Section titled “Hardware Architectures: Discrete GPU vs. Unified Memory”

There are two fundamentally different approaches to memory for local inference.

A traditional setup where the GPU has its own dedicated VRAM, separate from system RAM. CPU and GPU communicate over PCIe, which creates a bandwidth bottleneck. The VRAM ceiling is determined by the GPU card itself.

Consumer cards top out at 24 GB (RTX 3090/4090). Professional cards with higher VRAM — RTX 6000 (48 GB), RTX Pro 6000 (96 GB) — cost $7,000–$10,000+. For inference-only workloads, this cost-to-VRAM ratio is poor.

Best for: multi-GPU setups, high-throughput server deployments, CUDA-dependent workloads, training.

The CPU, GPU, and NPU share a single high-speed RAM pool with no PCIe bottleneck. The practical result: a system with 128 GB of unified RAM can make ~108 GB available for inference, at a fraction of the cost of equivalent discrete VRAM.

Apple M-series: mature ecosystem, excellent stability, strong community support, but price premium and limited system-level customisation.

  • Entry / base benchmark tier — M1 MacBook, 16 GB unified RAM. With shared CPU/GPU memory and typical macOS overhead (~8 GB), 16 GB leaves roughly 8 GB available for the GPU. This is enough to run 8B models comfortably at Q4 quantisation. Anything less forces you down to 3B–4B models. The M1 MacBook 16 GB is the Apple baseline used across LocoLab benchmarks — the floor from which all Apple-silicon comparisons are made.

  • High-capacity tier — Mac Studio M3 Ultra (192 GB / 512 GB). Note: Apple discontinued the 512 GB M3 Ultra configuration and, as of mid-2025, stopped taking orders. The Mac Mini was also effectively unavailable in April 2025, with reported wait times of 3–6 months or longer. Check current availability before planning a purchase around specific configurations.

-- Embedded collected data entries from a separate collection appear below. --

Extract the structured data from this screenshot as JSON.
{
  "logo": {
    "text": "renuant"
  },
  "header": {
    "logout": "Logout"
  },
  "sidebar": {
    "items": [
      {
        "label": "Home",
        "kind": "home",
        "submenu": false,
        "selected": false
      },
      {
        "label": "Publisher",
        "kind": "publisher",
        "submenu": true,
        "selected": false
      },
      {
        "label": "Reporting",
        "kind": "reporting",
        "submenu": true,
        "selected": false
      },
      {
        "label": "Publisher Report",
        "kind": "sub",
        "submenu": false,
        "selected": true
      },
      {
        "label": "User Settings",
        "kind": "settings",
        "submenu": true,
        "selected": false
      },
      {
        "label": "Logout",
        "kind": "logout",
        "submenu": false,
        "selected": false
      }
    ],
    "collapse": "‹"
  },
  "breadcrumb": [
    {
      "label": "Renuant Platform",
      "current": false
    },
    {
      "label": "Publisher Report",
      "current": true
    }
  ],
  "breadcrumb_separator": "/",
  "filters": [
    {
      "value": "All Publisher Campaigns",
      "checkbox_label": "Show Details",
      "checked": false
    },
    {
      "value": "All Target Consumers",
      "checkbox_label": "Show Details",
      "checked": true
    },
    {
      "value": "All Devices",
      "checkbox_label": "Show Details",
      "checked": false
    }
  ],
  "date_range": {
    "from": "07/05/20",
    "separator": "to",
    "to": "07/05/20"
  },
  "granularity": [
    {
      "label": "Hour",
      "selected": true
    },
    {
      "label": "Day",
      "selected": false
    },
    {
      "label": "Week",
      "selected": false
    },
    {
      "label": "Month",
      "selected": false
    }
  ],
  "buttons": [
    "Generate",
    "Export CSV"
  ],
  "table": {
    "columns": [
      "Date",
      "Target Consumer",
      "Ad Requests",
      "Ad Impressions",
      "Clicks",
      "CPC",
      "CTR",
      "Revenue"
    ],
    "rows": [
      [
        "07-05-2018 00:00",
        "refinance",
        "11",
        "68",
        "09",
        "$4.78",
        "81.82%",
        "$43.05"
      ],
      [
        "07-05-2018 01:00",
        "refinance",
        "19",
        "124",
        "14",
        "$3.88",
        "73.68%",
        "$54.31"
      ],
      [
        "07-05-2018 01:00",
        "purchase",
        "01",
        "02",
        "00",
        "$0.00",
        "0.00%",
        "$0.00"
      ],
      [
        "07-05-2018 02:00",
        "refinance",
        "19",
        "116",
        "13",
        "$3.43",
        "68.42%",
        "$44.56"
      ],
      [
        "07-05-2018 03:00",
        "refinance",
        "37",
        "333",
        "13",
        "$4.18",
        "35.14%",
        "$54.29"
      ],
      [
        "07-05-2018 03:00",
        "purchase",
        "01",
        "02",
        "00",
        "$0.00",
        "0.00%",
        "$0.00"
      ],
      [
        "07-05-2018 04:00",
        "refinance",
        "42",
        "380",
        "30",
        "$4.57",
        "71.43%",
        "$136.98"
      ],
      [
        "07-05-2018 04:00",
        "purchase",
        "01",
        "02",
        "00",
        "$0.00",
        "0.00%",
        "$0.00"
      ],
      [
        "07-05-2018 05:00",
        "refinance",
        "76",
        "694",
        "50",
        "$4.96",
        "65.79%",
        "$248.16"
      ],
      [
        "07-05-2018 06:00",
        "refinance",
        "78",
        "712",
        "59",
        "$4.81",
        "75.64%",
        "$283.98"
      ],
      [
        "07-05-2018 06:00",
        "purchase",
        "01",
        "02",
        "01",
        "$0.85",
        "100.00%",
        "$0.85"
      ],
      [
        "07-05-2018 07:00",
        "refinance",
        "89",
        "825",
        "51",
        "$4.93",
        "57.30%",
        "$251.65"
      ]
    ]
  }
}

AMD Strix Halo (Ryzen AI 395): delivers comparable or greater memory capacity to the Mac at lower cost, runs Linux natively, and gives full driver and OS control. Available in mini-PC form factors (e.g., GMK Tech Evo X2, Minisforum, ASUS) for $2,100–$2,500.

Nvidia DGX Spark: 128 GB unified memory, ~$4,000. Enterprise support, clean software stack.

Best for: large single-node inference, privacy-focused deployments, cost-sensitive high-VRAM needs.

Memory Configuration on Linux (UMA systems)

Section titled “Memory Configuration on Linux (UMA systems)”

On AMD Strix Halo systems running Linux, the GTT (Graphics Translation Table) setting controls how much system RAM the kernel allocates to the GPU. Without manual configuration, Linux may reserve far less than the physical capacity.

Standard configuration: 108 GB GPU / 20 GB OS. This leaves enough headroom to avoid kernel panics during sustained inference load. Exceeding the GPU allocation into OS memory causes system instability.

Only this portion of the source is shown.